Wednesday, July 5, 2017

BOMBSHELL – ROSMAH’S RM117MIL DIAMOND NECKLACE THE MAGIC BULLET THAT ‘KILLED’ NAJIB?

WITH his seven-year crusade to use the 1MDB scandal against Barisan Nasional yet to get the desired results, DAP leader Tony Pua is now more hopeful of taking the scandal to the grassroots through a two-month roadshow, which kicks off in Penang tomorrow.
The Petaling Jaya Utara MP feels that the Pakatan Harapan coalition has now found the “magic bullet” that can turn the 1Malaysia Development Berhad scandal into the defining issue of the 14th general election.
That “magic bullet”, he believes, is the US$27.3 million (RM117.1 million) necklace bought for the wife of Malaysian Official No. 1 with money allegedly stolen from 1MDB. Minister Abdul Rahman Dahlan had confirmed that MO1 is Prime Minister Najib Razak.
“A picture paints a thousand words. The necklace is that picture that illustrates the extent of the excesses committed in this scandal,” Pua told The Malaysian Insight.
The PH plan is to use the necklace as the centre piece of its nationwide roadshow to tell the rural masses how their lives have been impacted by the scandal, which is being investigated in six countries.

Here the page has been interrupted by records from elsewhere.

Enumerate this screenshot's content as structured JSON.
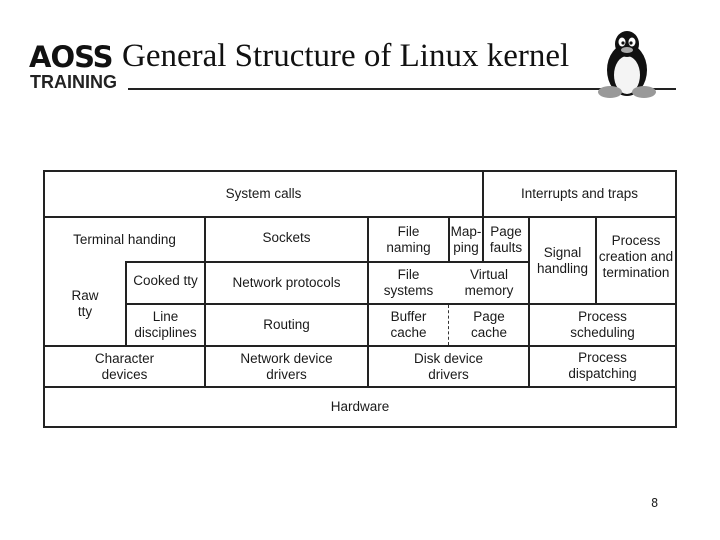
{
  "header": {
    "logo_top": "AOSS",
    "logo_bottom": "TRAINING",
    "title": "General Structure of Linux kernel",
    "mascot_icon": "tux-penguin-icon"
  },
  "diagram": {
    "system_calls": "System calls",
    "interrupts_and_traps": "Interrupts and traps",
    "terminal_handling": "Terminal handing",
    "sockets": "Sockets",
    "file_naming": "File naming",
    "mapping": "Map-ping",
    "mapping_line1": "Map-",
    "mapping_line2": "ping",
    "page_faults": "Page faults",
    "signal_handling": "Signal handling",
    "process_creation": "Process creation and termination",
    "raw_tty": "Raw tty",
    "cooked_tty": "Cooked tty",
    "network_protocols": "Network protocols",
    "file_systems": "File systems",
    "virtual_memory": "Virtual memory",
    "line_disciplines": "Line disciplines",
    "routing": "Routing",
    "buffer_cache": "Buffer cache",
    "page_cache": "Page cache",
    "process_scheduling": "Process scheduling",
    "character_devices": "Character devices",
    "network_device_drivers": "Network device drivers",
    "disk_device_drivers": "Disk device drivers",
    "process_dispatching": "Process dispatching",
    "hardware": "Hardware"
  },
  "footer": {
    "page_number": "8"
  }
}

The 1MDB roadshow kicks off tomorrow in Penaga, Kepala Batas, an Umno stronghold in Penang that was once the parliamentary seat of former Umno president and Prime Minister Abdullah Ahmad Badawi.
The roadshow will explain the 1MDB saga to voters following the move by the US Department of Justice (DoJ) to seize assets worth US$540 million (RM2.3 billion), allegedly bought using money siphoned off the state fund.

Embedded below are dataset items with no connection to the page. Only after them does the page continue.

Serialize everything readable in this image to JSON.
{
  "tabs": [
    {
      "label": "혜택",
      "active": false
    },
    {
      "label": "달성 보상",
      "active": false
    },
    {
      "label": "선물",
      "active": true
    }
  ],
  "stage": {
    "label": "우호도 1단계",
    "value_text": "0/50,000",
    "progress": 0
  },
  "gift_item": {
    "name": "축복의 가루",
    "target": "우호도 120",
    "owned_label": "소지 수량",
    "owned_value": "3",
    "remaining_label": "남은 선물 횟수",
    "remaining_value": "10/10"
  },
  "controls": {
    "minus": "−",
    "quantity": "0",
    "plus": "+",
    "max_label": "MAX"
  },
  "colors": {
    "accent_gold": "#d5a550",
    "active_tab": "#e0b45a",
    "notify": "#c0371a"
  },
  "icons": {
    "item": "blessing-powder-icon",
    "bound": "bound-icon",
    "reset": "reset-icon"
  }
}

Pua realises that many are still sceptical over whether the roadshow can have any more of an impact on kampung folk and whether they understand the 1MDB issue.
When the scandal exploded in mid-2014, Pua and his PH colleagues hosted scores of ceramah all over the country. 1MDB is still a staple in rural ceramah by PH component party Bersatu but it is largely alien among rural residents.
Pua has also seen all the surveys which show that bread-and-butter issues matter more to them than some scandal that happens in far-away Kuala Lumpur, Singapore, Switzerland and the United States.
He accepts these doubts and challenges, but argues that the necklace has altered the 1MDB narrative in a way that the previous revelations have not.
Linking 1MBD
The necklace, which has a set of rare pink diamonds, was among items bought with money allegedly siphoned off from 1MDB.
It was reported that the necklace was bought from New York jeweller Lorraine Schwartz, who has also designed for singers Beyonce Knowles and Jennifer Lopez.
Other assets include a US$165 million yacht (RM704 million) the Equanimity, owned by financier Low Teck Jho, a Picasso painting and the rights to two films produced by Red Granite, a company run by Najib’s stepson, Riza Aziz.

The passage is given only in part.